Тогда телевизоров еще не имелось. Мы, сотрудники охраны, для развлечения проводили вечера самодеятельности. Я читал поэму Багрицкого «Дума про Опанаса», Пантюшин играл на гармошке. Иногда нас посещал Сталин. Хлопал жидко, но все же благодарил за инициативу. Особенно ему нравилась русская пляска, которую мастерски, с различными коленцами, исполнял Макшеев. Еще более искрометно он откалывал цыганскую пляску. Однажды Власик неожиданно для всех запретил Пантюшину играть. Музыка не звучала целую неделю. Мертвая тишина уже давила на перепонки. Сталин удивился:
– Ваш гармонист что, уехал в Москву?
– Я думал, гармошка мешает вам работать, – признался Власик.
– Нет, я с удовольствием слушаю русские песни и старинные вальсы. Пусть гармонист не стесняется.
Так Пантюшин к всеобщей радости вновь стал играть на балконе общежития.
Раз ко мне на посту подошел Сталин и говорит:
– Вот у вас винтовка. А приходилось ли ее здесь применять?

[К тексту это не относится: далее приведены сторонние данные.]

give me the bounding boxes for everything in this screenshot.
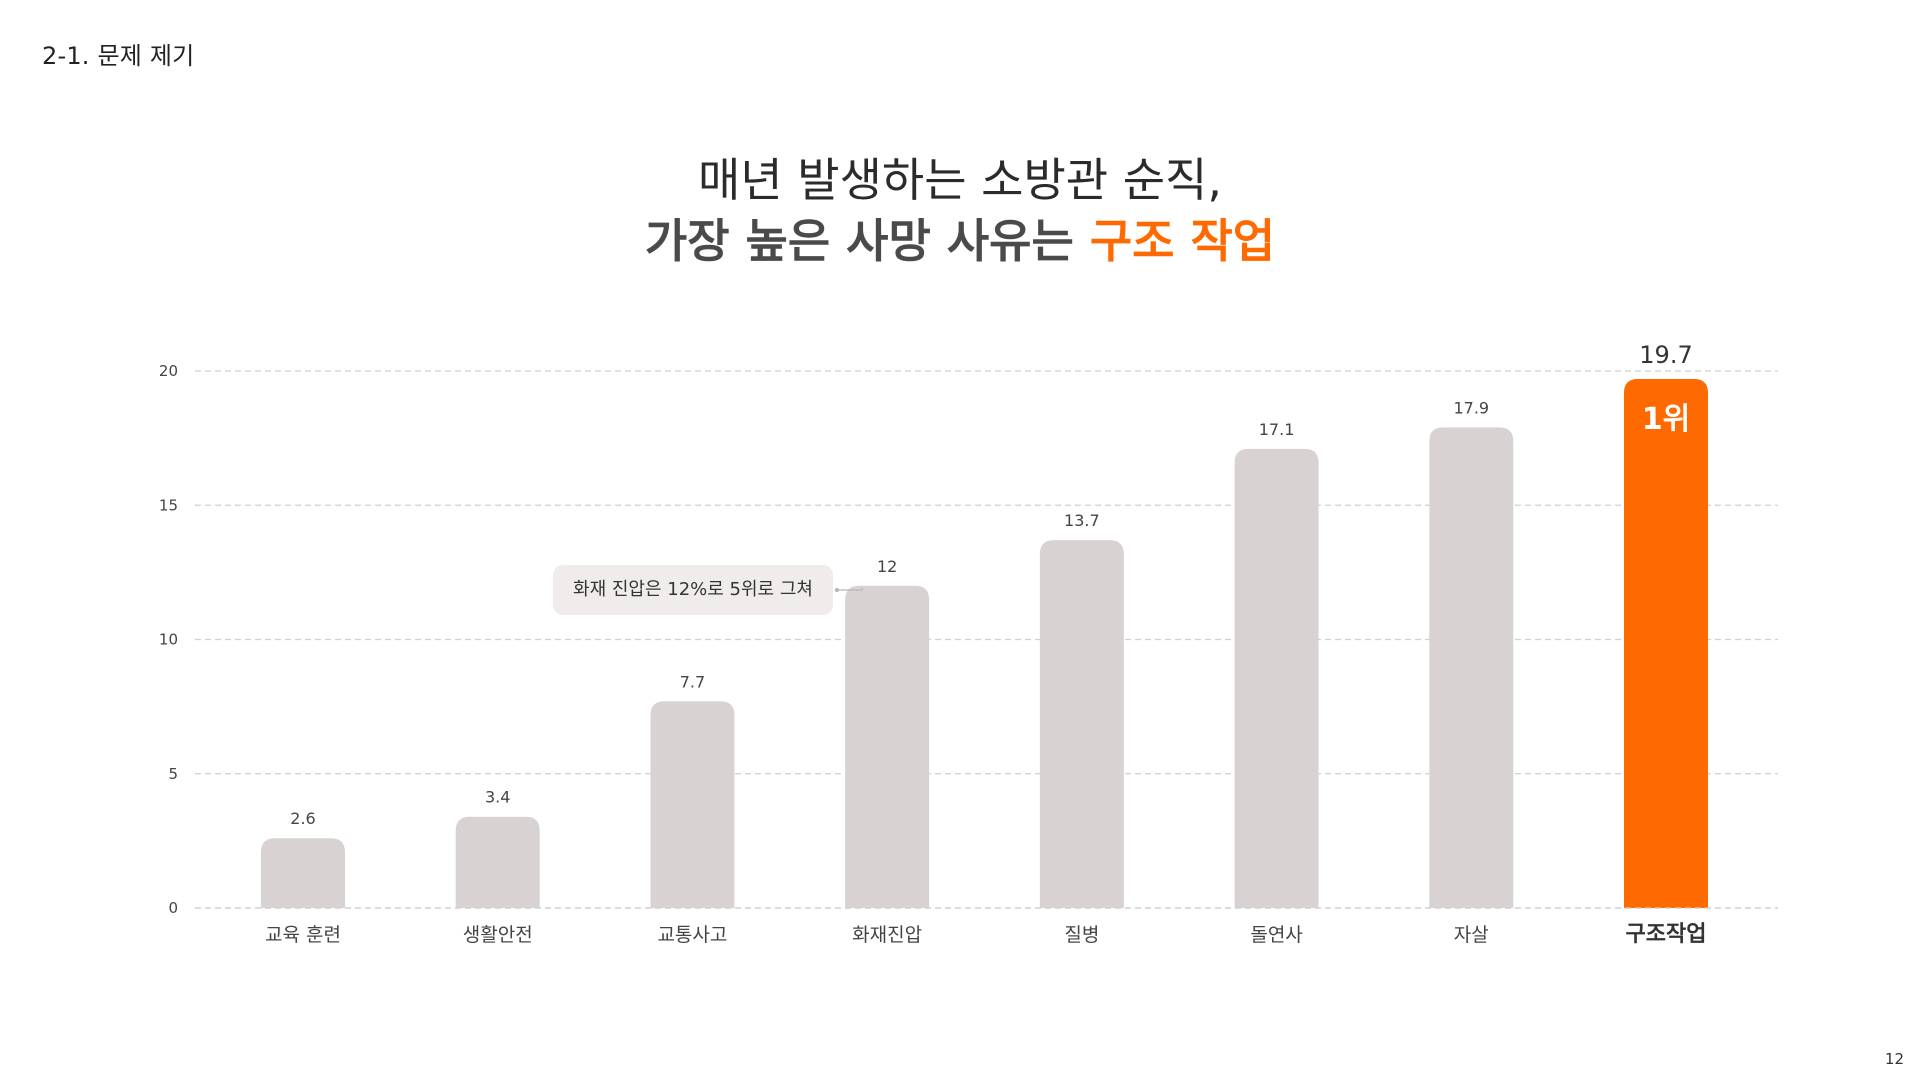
annotation-leader-line (837, 587, 863, 591)
bar-4 (1039, 540, 1124, 908)
bar-3 (845, 585, 930, 908)
x-tick-label: 교통사고 (657, 924, 727, 946)
data-label: 19.7 (1639, 341, 1692, 369)
bar-0 (261, 838, 345, 908)
data-label: 3.4 (485, 788, 510, 807)
bar-2 (650, 701, 735, 908)
x-tick-label: 돌연사 (1250, 924, 1302, 946)
y-tick-label: 5 (168, 765, 178, 783)
page-number: 12 (1884, 1050, 1904, 1068)
data-label: 13.7 (1064, 511, 1100, 530)
rank-badge: 1위 (1642, 402, 1690, 437)
bar-1 (455, 816, 540, 908)
headline-line2-prefix: 가장 높은 사망 사유는 (644, 214, 1090, 268)
data-label: 7.7 (680, 672, 705, 691)
data-label: 17.1 (1259, 420, 1295, 439)
bar-6 (1429, 427, 1514, 908)
data-label: 12 (877, 557, 897, 576)
x-tick-label: 질병 (1064, 924, 1099, 946)
y-tick-label: 0 (168, 899, 178, 917)
section-label: 2-1. 문제 제기 (42, 42, 195, 70)
x-tick-label: 생활안전 (463, 924, 533, 946)
data-label: 2.6 (290, 809, 315, 828)
headline-line2-accent: 구조 작업 (1089, 214, 1276, 268)
headline-line1: 매년 발생하는 소방관 순직, (697, 153, 1222, 207)
bar-5 (1234, 448, 1319, 908)
x-tick-label: 자살 (1454, 924, 1489, 946)
y-tick-label: 20 (159, 362, 178, 380)
headline-line2: 가장 높은 사망 사유는 구조 작업 (0, 210, 1920, 272)
x-tick-label: 교육 훈련 (265, 924, 341, 946)
data-label: 17.9 (1453, 398, 1489, 417)
annotation-callout: 화재 진압은 12%로 5위로 그쳐 (553, 565, 833, 615)
headline: 매년 발생하는 소방관 순직, 가장 높은 사망 사유는 구조 작업 (0, 150, 1920, 272)
x-tick-label: 구조작업 (1626, 922, 1707, 947)
y-tick-label: 15 (159, 496, 178, 514)
x-tick-label: 화재진압 (852, 924, 922, 946)
y-tick-label: 10 (159, 631, 178, 649)
bar-7 (1624, 379, 1708, 908)
annotation-leader-dot (834, 587, 840, 593)
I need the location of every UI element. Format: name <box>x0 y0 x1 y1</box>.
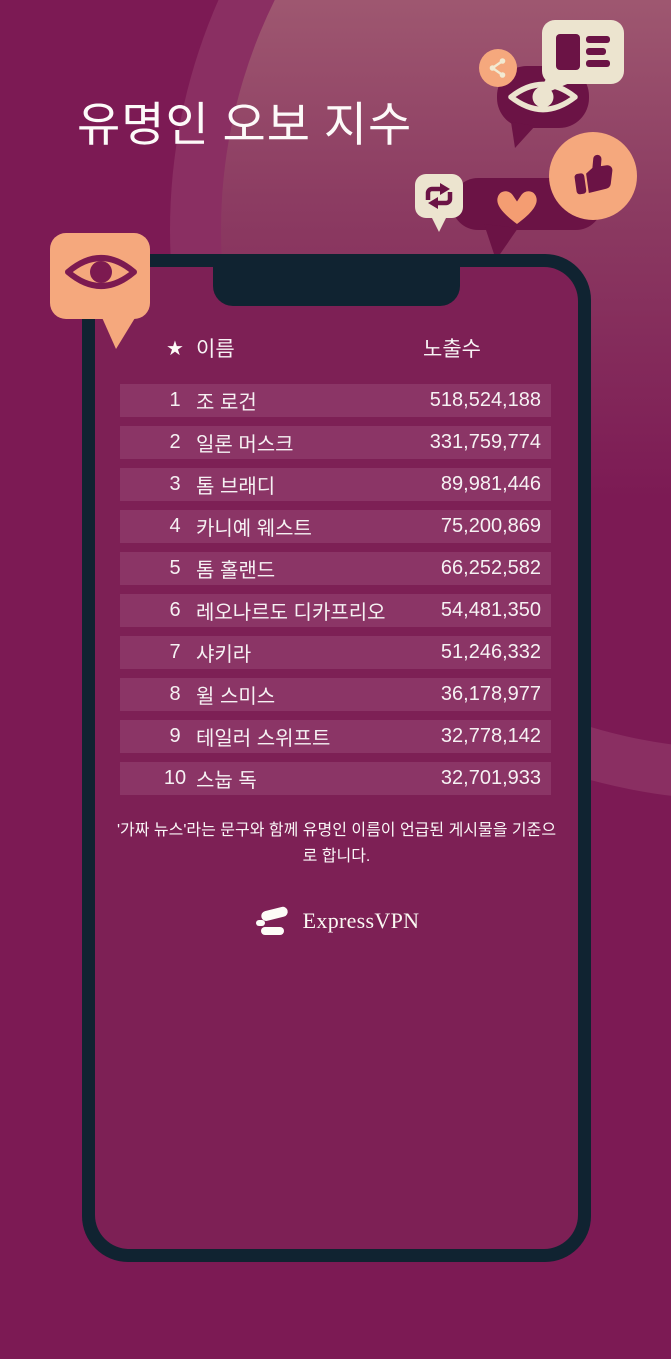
phone-notch <box>213 267 460 306</box>
table-row: 7 샤키라 51,246,332 <box>120 636 551 669</box>
row-rank: 6 <box>169 599 181 621</box>
share-icon <box>489 58 506 78</box>
table-row: 8 윌 스미스 36,178,977 <box>120 678 551 711</box>
row-name: 일론 머스크 <box>196 434 294 456</box>
row-rank: 3 <box>169 473 181 495</box>
share-badge <box>479 49 517 87</box>
row-name: 윌 스미스 <box>196 686 276 708</box>
phone-screen: ★ 이름 노출수 1 조 로건 518,524,188 2 일론 머스크 331… <box>95 267 578 1249</box>
table-row: 4 카니예 웨스트 75,200,869 <box>120 510 551 543</box>
row-rank: 5 <box>169 557 181 579</box>
heart-icon <box>497 191 537 224</box>
row-name: 톰 브래디 <box>196 476 276 498</box>
row-rank: 8 <box>169 683 181 705</box>
row-count: 51,246,332 <box>440 641 541 663</box>
page-title: 유명인 오보 지수 <box>77 100 413 152</box>
row-rank: 2 <box>169 431 181 453</box>
news-speech-bubble <box>534 20 624 98</box>
row-name: 톰 홀랜드 <box>196 560 276 582</box>
row-name: 스눕 독 <box>196 770 257 792</box>
row-count: 89,981,446 <box>440 473 541 495</box>
table-row: 2 일론 머스크 331,759,774 <box>120 426 551 459</box>
news-icon <box>556 34 610 70</box>
table-row: 6 레오나르도 디카프리오 54,481,350 <box>120 594 551 627</box>
row-rank: 7 <box>169 641 181 663</box>
row-count: 32,701,933 <box>440 767 541 789</box>
row-rank: 10 <box>163 767 187 789</box>
eye-speech-bubble-left <box>50 233 150 349</box>
row-name: 샤키라 <box>196 644 252 666</box>
row-count: 32,778,142 <box>440 725 541 747</box>
phone-mockup: ★ 이름 노출수 1 조 로건 518,524,188 2 일론 머스크 331… <box>82 254 591 1262</box>
row-name: 조 로건 <box>196 392 257 414</box>
thumbs-up-badge <box>549 132 637 220</box>
expressvpn-logo-icon <box>255 906 288 935</box>
row-rank: 4 <box>169 515 181 537</box>
table-rows: 1 조 로건 518,524,188 2 일론 머스크 331,759,774 … <box>120 384 551 804</box>
row-count: 36,178,977 <box>440 683 541 705</box>
row-rank: 9 <box>169 725 181 747</box>
header-count: 노출수 <box>423 338 481 361</box>
retweet-icon <box>425 183 453 209</box>
star-icon: ★ <box>166 337 184 360</box>
brand-name: ExpressVPN <box>302 908 420 933</box>
eye-icon <box>65 255 137 289</box>
row-count: 54,481,350 <box>440 599 541 621</box>
table-row: 9 테일러 스위프트 32,778,142 <box>120 720 551 753</box>
retweet-speech-bubble <box>415 174 463 232</box>
table-row: 1 조 로건 518,524,188 <box>120 384 551 417</box>
brand-lockup: ExpressVPN <box>95 903 578 939</box>
footnote: '가짜 뉴스'라는 문구와 함께 유명인 이름이 언급된 게시물을 기준으로 합… <box>116 822 557 865</box>
row-count: 518,524,188 <box>429 389 541 411</box>
thumbs-up-icon <box>574 154 613 195</box>
row-count: 66,252,582 <box>440 557 541 579</box>
row-name: 레오나르도 디카프리오 <box>196 602 386 624</box>
row-rank: 1 <box>169 389 181 411</box>
table-row: 5 톰 홀랜드 66,252,582 <box>120 552 551 585</box>
row-name: 카니예 웨스트 <box>196 518 312 540</box>
row-count: 331,759,774 <box>429 431 541 453</box>
row-count: 75,200,869 <box>440 515 541 537</box>
table-header: ★ 이름 노출수 <box>120 333 551 363</box>
header-name: 이름 <box>196 338 235 361</box>
row-name: 테일러 스위프트 <box>196 728 331 750</box>
table-row: 3 톰 브래디 89,981,446 <box>120 468 551 501</box>
table-row: 10 스눕 독 32,701,933 <box>120 762 551 795</box>
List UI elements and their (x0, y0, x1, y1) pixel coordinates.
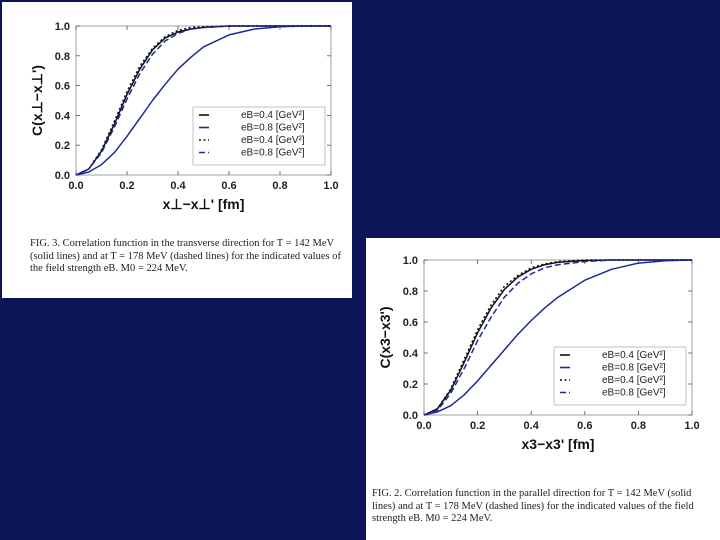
series-line-1 (75, 25, 331, 176)
figure-caption: FIG. 2. Correlation function in the para… (372, 488, 694, 524)
parallel-correlation-chart: 0.0 0.2 0.4 0.6 0.8 1.0 0.0 0.2 0.4 0.6 0.8 1.0 x3−x… (377, 255, 700, 452)
y-tick-label: 0.8 (403, 286, 418, 298)
legend-label: eB=0.8 [GeV²] (241, 123, 305, 134)
y-tick-label: 0.2 (403, 379, 418, 391)
series-line-4 (423, 259, 692, 416)
y-axis-label: C(x⊥−x⊥') (29, 65, 45, 136)
y-tick-label: 0.4 (55, 110, 71, 122)
y-tick-label: 0.6 (55, 81, 70, 93)
chart-legend: eB=0.4 [GeV²]eB=0.8 [GeV²]eB=0.4 [GeV²]e… (553, 346, 687, 406)
y-tick-label: 0.4 (403, 348, 419, 360)
x-tick-label: 0.0 (68, 180, 83, 192)
figure-caption: FIG. 3. Correlation function in the tran… (30, 238, 341, 274)
y-tick-label: 0.0 (403, 410, 418, 422)
x-axis-label: x⊥−x⊥' [fm] (163, 196, 245, 212)
legend-box (192, 106, 326, 166)
series-line-2 (423, 259, 693, 416)
x-tick-label: 0.8 (272, 180, 287, 192)
x-tick-label: 1.0 (323, 180, 338, 192)
legend-label: eB=0.8 [GeV²] (241, 148, 305, 159)
y-tick-label: 1.0 (403, 255, 418, 267)
x-tick-label: 1.0 (684, 420, 699, 432)
figure-panel-parallel: 0.0 0.2 0.4 0.6 0.8 1.0 0.0 0.2 0.4 0.6 0.8 1.0 x3−x… (366, 238, 720, 540)
x-tick-label: 0.6 (221, 180, 236, 192)
series-line-4 (75, 25, 331, 176)
x-tick-label: 0.0 (416, 420, 431, 432)
legend-label: eB=0.8 [GeV²] (602, 363, 666, 374)
y-tick-label: 1.0 (55, 21, 70, 33)
y-tick-label: 0.8 (55, 51, 70, 63)
x-tick-label: 0.6 (577, 420, 592, 432)
x-axis-label: x3−x3' [fm] (522, 436, 595, 452)
y-tick-label: 0.0 (55, 170, 70, 182)
legend-label: eB=0.8 [GeV²] (602, 388, 666, 399)
transverse-correlation-chart: 0.0 0.2 0.4 0.6 0.8 1.0 0.0 0.2 0.4 0.6 0.8 1.0 x⊥−x… (29, 21, 339, 212)
legend-label: eB=0.4 [GeV²] (602, 350, 666, 361)
series-line-1 (423, 259, 692, 416)
x-tick-label: 0.4 (170, 180, 186, 192)
series-line-2 (75, 25, 331, 176)
legend-box (553, 346, 687, 406)
figure-panel-transverse: 0.0 0.2 0.4 0.6 0.8 1.0 0.0 0.2 0.4 0.6 0.8 1.0 x⊥−x… (2, 2, 352, 298)
x-tick-label: 0.4 (524, 420, 540, 432)
series-line-3 (75, 25, 331, 176)
legend-label: eB=0.4 [GeV²] (602, 375, 666, 386)
chart-legend: eB=0.4 [GeV²]eB=0.8 [GeV²]eB=0.4 [GeV²]e… (192, 106, 326, 166)
x-tick-label: 0.2 (470, 420, 485, 432)
y-tick-label: 0.2 (55, 140, 70, 152)
legend-label: eB=0.4 [GeV²] (241, 135, 305, 146)
y-axis-label: C(x3−x3') (377, 306, 393, 368)
x-tick-label: 0.8 (631, 420, 646, 432)
plot-frame (423, 259, 693, 416)
legend-label: eB=0.4 [GeV²] (241, 110, 305, 121)
x-tick-label: 0.2 (119, 180, 134, 192)
series-line-3 (423, 259, 692, 416)
y-tick-label: 0.6 (403, 317, 418, 329)
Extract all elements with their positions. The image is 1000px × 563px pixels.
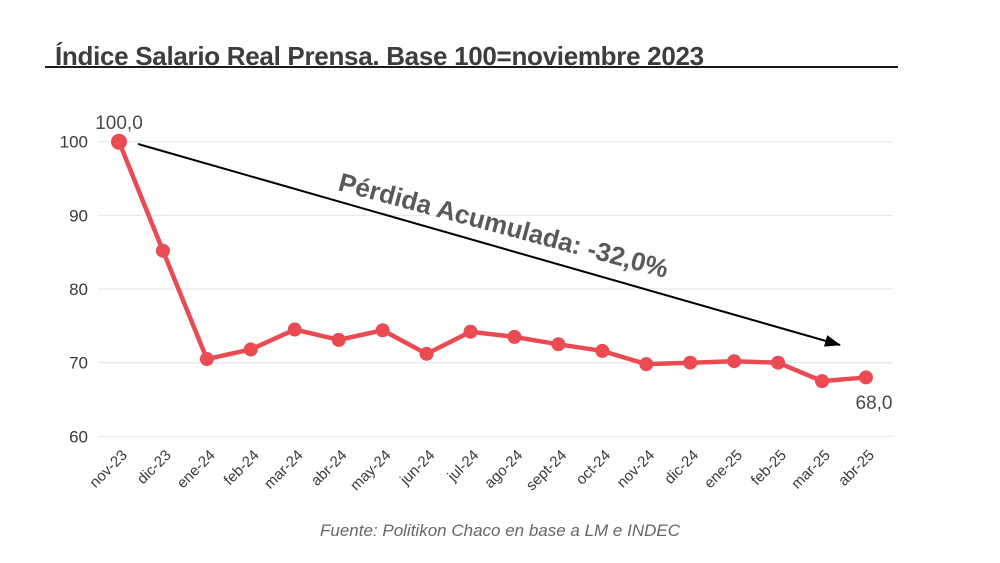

– Нет, товарищ Сталин, не приходилось.
– А где приходилось?
– В борьбе с басмачами Ибрагим Бека.
– Значит, нюхали порох?
– Так точно!
Сталин неторопливо направился к винограднику. Гляжу, с горы во всю прыть несется Власик. Толстый. Пот с него градом. Кормежка же отменная. Прозевал, когда Сталин без него отправился на территорию. Задыхаясь, кричит:
– Где хозяин?!
– Пошел в сторону виноградника.
Власик помчался туда. На территории дачи были великолепные сады и виноградники, зрели арбузы, соблазняя нас и подстрекая к действиям, грозящим неприятностями от начальства. Ведь помощник коменданта Афанасьев держал на учете все арбузы, мандарины и ягоды, за все отчитываясь перед Сталиным, который зорко следил за поспевающим урожаем. Дополнительно Афанасьев должен был отвечать Сталину еще на добрую сотню вопросов. Например, как укреплялись набережные побережья, в чем нуждались отдыхающие, сколько их нынче приехало? И попробуй ответить приблизительно. Иногда после напряженной работы Сталину хотелось поохотиться на зайцев, которых ослепляли светом фар. Настигнув добычу, он азартно кричал:
– Стреляй!
Власик палил из ружья, но часто на ходу машины мазал, и заяц – в кусты. Сталин в таких случаях смеялся:
– Хитрый косой, прямо с мушки сорвался…
Киров каждый год в это время приезжал к Сталину.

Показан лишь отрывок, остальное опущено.